Nous sommes dans un déni flagrant depuis trop longtemps. L’Europe et l’Occident ont vécu : peuvent-ils avoir été, être et continuer à être dans le nouveau siècle ? Pas sûr, vu la montée des pôles de leadership qui s’affirment depuis des décennies et qui représentent un puissant levier à notre domination. Nos valeurs sont sûrement parmi les meilleures du monde et de l’histoire, et encore, mais elles sont de plus en plus contestées par plus de la moitié de la planète.

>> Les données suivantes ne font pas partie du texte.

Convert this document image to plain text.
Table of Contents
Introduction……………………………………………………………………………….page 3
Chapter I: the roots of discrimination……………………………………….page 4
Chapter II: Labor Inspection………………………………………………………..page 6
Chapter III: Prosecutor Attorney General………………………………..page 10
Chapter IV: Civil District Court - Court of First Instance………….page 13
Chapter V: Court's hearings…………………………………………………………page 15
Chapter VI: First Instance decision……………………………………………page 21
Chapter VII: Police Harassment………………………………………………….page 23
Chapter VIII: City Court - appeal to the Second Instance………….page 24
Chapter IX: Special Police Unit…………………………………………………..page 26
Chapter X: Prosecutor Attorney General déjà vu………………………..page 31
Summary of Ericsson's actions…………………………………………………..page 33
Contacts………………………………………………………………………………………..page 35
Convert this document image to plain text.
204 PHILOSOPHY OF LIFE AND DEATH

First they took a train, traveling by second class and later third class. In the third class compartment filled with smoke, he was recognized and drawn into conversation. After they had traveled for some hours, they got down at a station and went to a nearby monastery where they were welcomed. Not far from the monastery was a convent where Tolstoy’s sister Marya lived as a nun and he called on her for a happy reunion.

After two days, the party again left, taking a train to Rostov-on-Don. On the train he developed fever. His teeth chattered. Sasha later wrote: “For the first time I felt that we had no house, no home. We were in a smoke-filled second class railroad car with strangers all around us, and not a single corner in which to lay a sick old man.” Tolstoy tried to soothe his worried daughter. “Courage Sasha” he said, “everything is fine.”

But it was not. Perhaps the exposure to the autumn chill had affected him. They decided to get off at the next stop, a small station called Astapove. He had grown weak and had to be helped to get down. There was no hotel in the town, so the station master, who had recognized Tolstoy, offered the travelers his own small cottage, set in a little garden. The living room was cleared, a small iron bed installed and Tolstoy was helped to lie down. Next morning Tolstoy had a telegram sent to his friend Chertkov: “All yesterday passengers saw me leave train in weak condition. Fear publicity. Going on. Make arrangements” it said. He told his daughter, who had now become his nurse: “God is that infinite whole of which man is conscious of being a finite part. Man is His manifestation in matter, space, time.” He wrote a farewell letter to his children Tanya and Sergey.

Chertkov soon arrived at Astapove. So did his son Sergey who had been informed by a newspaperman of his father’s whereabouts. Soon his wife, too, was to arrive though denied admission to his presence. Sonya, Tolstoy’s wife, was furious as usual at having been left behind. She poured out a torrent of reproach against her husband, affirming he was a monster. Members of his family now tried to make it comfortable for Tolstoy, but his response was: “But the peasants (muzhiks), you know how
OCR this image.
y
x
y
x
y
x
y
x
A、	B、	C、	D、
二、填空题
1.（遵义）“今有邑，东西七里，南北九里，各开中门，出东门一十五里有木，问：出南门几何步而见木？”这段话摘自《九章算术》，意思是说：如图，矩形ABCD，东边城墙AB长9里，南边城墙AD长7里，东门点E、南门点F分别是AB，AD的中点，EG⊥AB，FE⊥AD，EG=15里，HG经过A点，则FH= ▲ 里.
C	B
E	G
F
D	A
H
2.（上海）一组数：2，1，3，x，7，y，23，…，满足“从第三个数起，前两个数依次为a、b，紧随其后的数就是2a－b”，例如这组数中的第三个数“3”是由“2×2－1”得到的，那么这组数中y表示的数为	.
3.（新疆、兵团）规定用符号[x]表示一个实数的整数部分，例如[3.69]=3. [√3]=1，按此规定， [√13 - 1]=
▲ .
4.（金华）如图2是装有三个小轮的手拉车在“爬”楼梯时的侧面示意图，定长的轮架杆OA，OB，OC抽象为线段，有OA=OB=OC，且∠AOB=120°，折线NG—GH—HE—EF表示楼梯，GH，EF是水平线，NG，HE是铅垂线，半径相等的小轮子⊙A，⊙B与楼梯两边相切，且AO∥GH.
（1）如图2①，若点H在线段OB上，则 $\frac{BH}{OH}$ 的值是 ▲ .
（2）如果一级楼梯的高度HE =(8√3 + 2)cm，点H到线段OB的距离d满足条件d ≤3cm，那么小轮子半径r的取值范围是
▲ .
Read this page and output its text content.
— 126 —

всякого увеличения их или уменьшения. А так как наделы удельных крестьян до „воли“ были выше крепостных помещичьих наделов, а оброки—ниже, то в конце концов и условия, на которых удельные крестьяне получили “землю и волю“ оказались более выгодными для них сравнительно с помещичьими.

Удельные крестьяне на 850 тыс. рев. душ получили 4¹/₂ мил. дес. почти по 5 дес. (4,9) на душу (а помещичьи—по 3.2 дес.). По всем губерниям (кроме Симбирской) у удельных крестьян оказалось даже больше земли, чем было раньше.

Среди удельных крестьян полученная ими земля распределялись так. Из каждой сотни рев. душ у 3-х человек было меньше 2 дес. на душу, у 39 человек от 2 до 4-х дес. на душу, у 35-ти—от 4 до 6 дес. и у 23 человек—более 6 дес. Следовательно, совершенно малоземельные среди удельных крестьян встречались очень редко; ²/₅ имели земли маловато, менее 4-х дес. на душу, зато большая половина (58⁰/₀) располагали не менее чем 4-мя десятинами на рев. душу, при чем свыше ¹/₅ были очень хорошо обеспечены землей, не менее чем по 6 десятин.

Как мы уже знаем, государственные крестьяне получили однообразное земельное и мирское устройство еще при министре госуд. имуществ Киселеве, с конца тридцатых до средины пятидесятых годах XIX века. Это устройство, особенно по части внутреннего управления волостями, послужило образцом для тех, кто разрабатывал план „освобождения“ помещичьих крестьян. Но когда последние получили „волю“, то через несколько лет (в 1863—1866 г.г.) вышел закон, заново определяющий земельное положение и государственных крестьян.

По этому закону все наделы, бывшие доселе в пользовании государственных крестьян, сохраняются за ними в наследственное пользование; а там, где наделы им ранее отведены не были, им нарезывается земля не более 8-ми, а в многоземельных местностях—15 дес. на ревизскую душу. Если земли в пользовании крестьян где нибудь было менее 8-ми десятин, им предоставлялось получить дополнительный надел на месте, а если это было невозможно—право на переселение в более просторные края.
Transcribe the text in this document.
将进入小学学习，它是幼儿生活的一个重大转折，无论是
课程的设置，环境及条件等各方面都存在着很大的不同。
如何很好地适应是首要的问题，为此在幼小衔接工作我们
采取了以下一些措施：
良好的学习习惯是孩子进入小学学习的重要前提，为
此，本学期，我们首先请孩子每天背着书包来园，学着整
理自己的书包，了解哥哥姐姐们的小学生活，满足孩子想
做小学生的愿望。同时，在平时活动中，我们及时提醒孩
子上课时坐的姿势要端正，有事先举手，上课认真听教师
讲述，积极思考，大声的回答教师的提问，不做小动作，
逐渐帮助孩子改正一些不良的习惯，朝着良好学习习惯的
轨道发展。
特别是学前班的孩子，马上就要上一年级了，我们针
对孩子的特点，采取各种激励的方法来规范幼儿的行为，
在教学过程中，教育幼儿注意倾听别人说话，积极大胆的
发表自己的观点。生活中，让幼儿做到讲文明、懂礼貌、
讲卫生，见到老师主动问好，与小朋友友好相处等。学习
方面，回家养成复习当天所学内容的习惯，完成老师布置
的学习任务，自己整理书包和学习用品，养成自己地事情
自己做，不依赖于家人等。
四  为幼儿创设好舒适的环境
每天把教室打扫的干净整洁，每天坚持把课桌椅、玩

En effet, ce déni dont on parle, c’est celui de refuser d’admettre que le monde a déjà basculé à l’Est et que le monde de demain ou d’après-demain sera dirigé depuis l’Asie et la mer de Chine. Depuis des décennies, nous savons que tout se jouera dans les décennies à venir de ce côté du globe. Le retrait des Etats-Unis du Moyen-Orient pour se redéployer vers le pivot asiatique en est la preuve depuis plusieurs années. La crise actuelle fait naître deux pôles de puissance antagonistes : les États-Unis encore maîtres incontestés d’un Occident décadent, et l’Asie incarnée par l’axe Moscou-Pékin qui se renforce.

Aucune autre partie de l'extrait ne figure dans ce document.